The JJs List Blog

Teaching Disability Awareness To A New Generation

Posted by on May 22, 2018 - 0 Comments

Disability Players introducing themselves to the students at Fairview Elementary School

On April 4th, 2018 the Disability Awareness Players lead a Disability Awareness Training (DAT) for 540 students and 40 teachers at Fairview Elementary School in Mt. Prospect, IL. The gymnasium was packed with students ranging from first through fifth grades and their teachers. The atmosphere was amazing!  The students were eager to learn, volunteer, and ask great questions. Here’s what the Players had to say about the experience:

Q. Was your recent experience at Fairview Elementary a positive one? Why?

A.

John: It was very positive because everyone was friendly and accepting of our team.

Abbie: Yes, I liked how engaged the students were. They were all really good listeners.

Henry:  It was really nice because the kids asked great questions, but they weren’t all about disabilities.

Q. What do you think the students learned from the training?

A.

John: People with disabilities are just people, and they should be treated equally.

Henry: I think they learned how to treat their friends with disabilities just like they would any friend. They learned not to make fun of students and to use the right language to describe their disabilities.

Sarah ST: That people are just people, with or without a disability.

Q. What was your favorite question the students asked the Players?

A.

Players with Principal Ophus and staff at one of two Disability Awareness Trainings

Sarah A.: “What is your favorite sports team?”  That is such a normal question to talk about with your friends at school!

Abbie: One that really stood out to me was from a boy who has autism.  He asked why he has it, and Tricia explained to him that it is just a part of who he is. I thought that was a great interaction because the student was trying to understand his disability and why that made him different from other kids.

Henry: “What is your favorite basketball team?” I liked this question because I’m an athlete myself and I watch a lot of sports.

Q. How did it make you feel that almost every student volunteered for role-playing and had questions?

A.

Sarah S.T.: It made me feel like they were really engaged and not bored.

Henry: It made me feel great because the kids wanted to get involved. They wanted to be present with all the Players. They weren’t afraid of us.

Sarah A: I was amazed and shocked in the most positive way!

Q. What impact did the training at Fairview have on you?

A.

Sarah ST:  It had a positive impact on me and it just reinforced that I like helping the younger generation improve their sense of the world.

Henry: I felt really good and happy after the DAT at Fairview.

Sarah A.: I always get nervous talking in front of children….but they were so accepting it built my self-confidence.

Q. Why do you think it’s important to do Disability Awareness Trainings (DAT) in schools?

A.

Abbie: I think it’s important to do DATs at schools because kids are the next generation, and if they learn about disability awareness at a young age, they’ll be able to educate others such as their parents, friends, and teachers about interacting with people with disabilities.
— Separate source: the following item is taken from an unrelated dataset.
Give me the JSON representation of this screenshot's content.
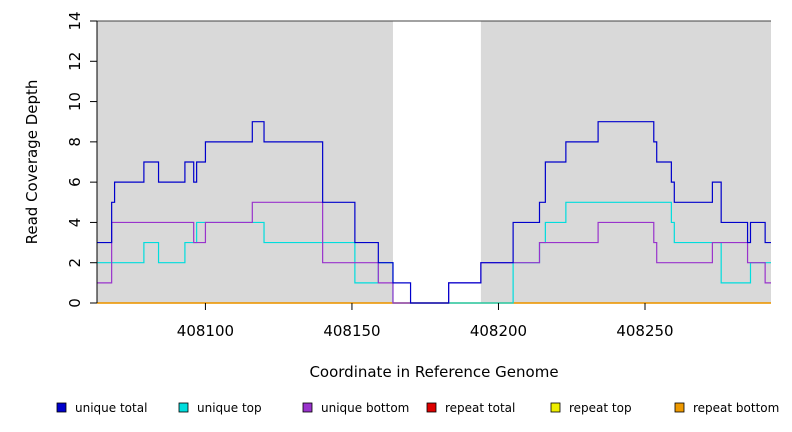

John: I think when kids learn about people who have disabilities at an early age, they might grow up with a different view of people who have disabilities.

Sarah A.: It is so important for kids to learn about disability awareness because in schools there is a divide between kids with disabilities and neuro-typical kids, which creates stigmas and misconceptions.

Henry: Because we can teach kids about disability awareness when they are young and they can take the information home and share with their parents.  When they grow up they can tell their kids about disability awareness.

 Q. What are some differences between training kids vs. adults?

A.

Sarah S.T.: Students are more inquisitive.

Abbie: I like how kids always have questions for us, while adults are more hesitant.

Sarah A.: Training students is so much fun because they aren’t afraid to ask the honest questions that adults are too afraid to ask.  They add humor and are more open-minded.

John: I like training adults and and kids, but training kids is fun because they are more open to learn.

Principal Ophus and staff receive Disability Awareness Training Certificate

As The Players drove back to Evanston, we couldn’t stop talking about how electrifying the training at Fairview felt. A key element of that energy was that the kids weren’t afraid to ask deep and tough questions.

Many thanks to the Fairview Elementary PTA and Principal Ophus for making the Disability Awareness Training possible!